30 percent of couples still meet through friends, and 15 percent of people may never get married

Because How I Met Your Mother is ending tomorrow night, The Wall Street Journal decided to do a story about how people actually met your mother (i.e. their significant other), and it turns out that 30 percent of people still meet their S.O. through friends. (I’m in this boat.) That’s based on this paper from Michael Rosenfeld of Stanford University, and has been the leading way that people meet romantic connections since the end of World War II. The explanation is probably pretty simple in your head, but here it is as well:

Why do social circles exert such influence over the life partners we meet? “Friends are the people we are closest to, the people we spend the most time with as adults, and therefore the people most likely to introduce us to others that we might be interested in,” says Dr. Rosenfeld. And since Americans now marry later than ever before, they are more likely to be living with friends (rather than parents) when searching for a spouse.

The amount of people who meet their eventual spouse at work is up to around 10 percent, which has been trending up gradually since the 1960s (when women entered the workforce more). Obviously there are “dipping your pen in the company ink” complications here that often make it hard to even start these types of relationships, but it still accounts for about 1 in 10 couplings (I believe all this data comes from “straight” relationships; I’ll try to do another post later this week on women-women and man-man partnerships).

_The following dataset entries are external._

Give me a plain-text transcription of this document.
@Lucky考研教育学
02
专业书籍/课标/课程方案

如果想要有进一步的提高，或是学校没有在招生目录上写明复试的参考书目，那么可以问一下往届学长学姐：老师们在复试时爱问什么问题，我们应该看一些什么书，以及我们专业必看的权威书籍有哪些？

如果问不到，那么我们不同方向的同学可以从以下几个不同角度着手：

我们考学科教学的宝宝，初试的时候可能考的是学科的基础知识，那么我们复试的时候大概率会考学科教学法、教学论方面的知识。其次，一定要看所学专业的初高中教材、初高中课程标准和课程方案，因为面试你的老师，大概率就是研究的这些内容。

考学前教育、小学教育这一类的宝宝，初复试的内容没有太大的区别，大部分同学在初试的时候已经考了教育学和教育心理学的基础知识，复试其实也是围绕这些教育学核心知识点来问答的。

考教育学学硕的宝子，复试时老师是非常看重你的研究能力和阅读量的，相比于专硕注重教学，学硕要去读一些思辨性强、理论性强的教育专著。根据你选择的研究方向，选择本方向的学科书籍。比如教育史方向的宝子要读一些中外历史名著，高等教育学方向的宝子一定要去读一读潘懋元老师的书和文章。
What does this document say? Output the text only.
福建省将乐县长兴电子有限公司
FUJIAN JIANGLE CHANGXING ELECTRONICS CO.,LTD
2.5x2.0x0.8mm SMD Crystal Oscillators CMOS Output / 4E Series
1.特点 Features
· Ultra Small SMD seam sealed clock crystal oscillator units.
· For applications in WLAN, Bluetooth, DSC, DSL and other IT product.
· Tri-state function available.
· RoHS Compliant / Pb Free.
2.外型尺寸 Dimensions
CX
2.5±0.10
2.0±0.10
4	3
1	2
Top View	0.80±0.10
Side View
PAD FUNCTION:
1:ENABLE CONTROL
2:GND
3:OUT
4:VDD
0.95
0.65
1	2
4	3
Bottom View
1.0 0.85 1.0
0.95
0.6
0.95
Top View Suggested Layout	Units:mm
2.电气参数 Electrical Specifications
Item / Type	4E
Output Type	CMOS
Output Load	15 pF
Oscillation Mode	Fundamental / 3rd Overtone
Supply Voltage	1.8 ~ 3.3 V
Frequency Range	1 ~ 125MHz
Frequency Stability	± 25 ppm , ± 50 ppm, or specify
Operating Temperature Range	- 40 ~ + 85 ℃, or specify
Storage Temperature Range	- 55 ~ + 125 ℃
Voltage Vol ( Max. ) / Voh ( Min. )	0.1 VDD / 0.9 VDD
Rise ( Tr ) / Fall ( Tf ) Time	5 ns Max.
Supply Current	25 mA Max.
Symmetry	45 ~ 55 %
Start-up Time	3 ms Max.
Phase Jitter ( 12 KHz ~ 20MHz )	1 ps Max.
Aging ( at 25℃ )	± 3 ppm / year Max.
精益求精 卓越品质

Now here’s something interesting: apparently 80 percent of those under 45 believe there’s a “soul mate” out there for everyone, but the overall rate of “will never marry” is about 15 percent — it was five percent in the 1960s — and 40 percent of women today have never married. I guess I’d chock most of that up to greater female choice — honestly, the idea of a choice about having kids was only really a choice for the last 100 years or so, and maybe even less than that — which is a good/great thing.

The numbers are similar among men, though; only 26 percent of males 18-to-33 are married. For Boomers, that number was about 51 percent at given times. Could marriage be declining as an institution? Probably not, and hopefully not — it’s generally considered a booster of economic stability. (There are other theories that because marriage is typically between two people of the same socioeconomic bracket, the institution doesn’t do anything to shift or advance society. Believe whichever angle you’d like.)

The most important thing to remember with all of this — same with having kids, or getting a dream job, or really anything — is that research/studies/big data around anything are just numbers; everyone’s life is their own journey from Point A to Point Z. It happens at different times for different people. When I was 26-27, a ton of my guy friends were coupling off and marrying; I probably went to five weddings of good friends completely single. I’ll be honest: it was depressing, and I thought for a long time that I’d be kind of the basketcase of that group. Ultimately, I found a great person and it worked out (although like anything, there are still challenges). At some of those weddings, I had no hope and no idea what would happen. (Now sometimes I feel that way on the post-grad-school job front, so I can only assume that will work out too, in some way I don’t know yet.) So whether you’re in a box that’s “30 percent” or “26 percent” or “15 percent,” whatever … it’s just statistical analysis. That’s effective, but can’t always capture the true individual journey.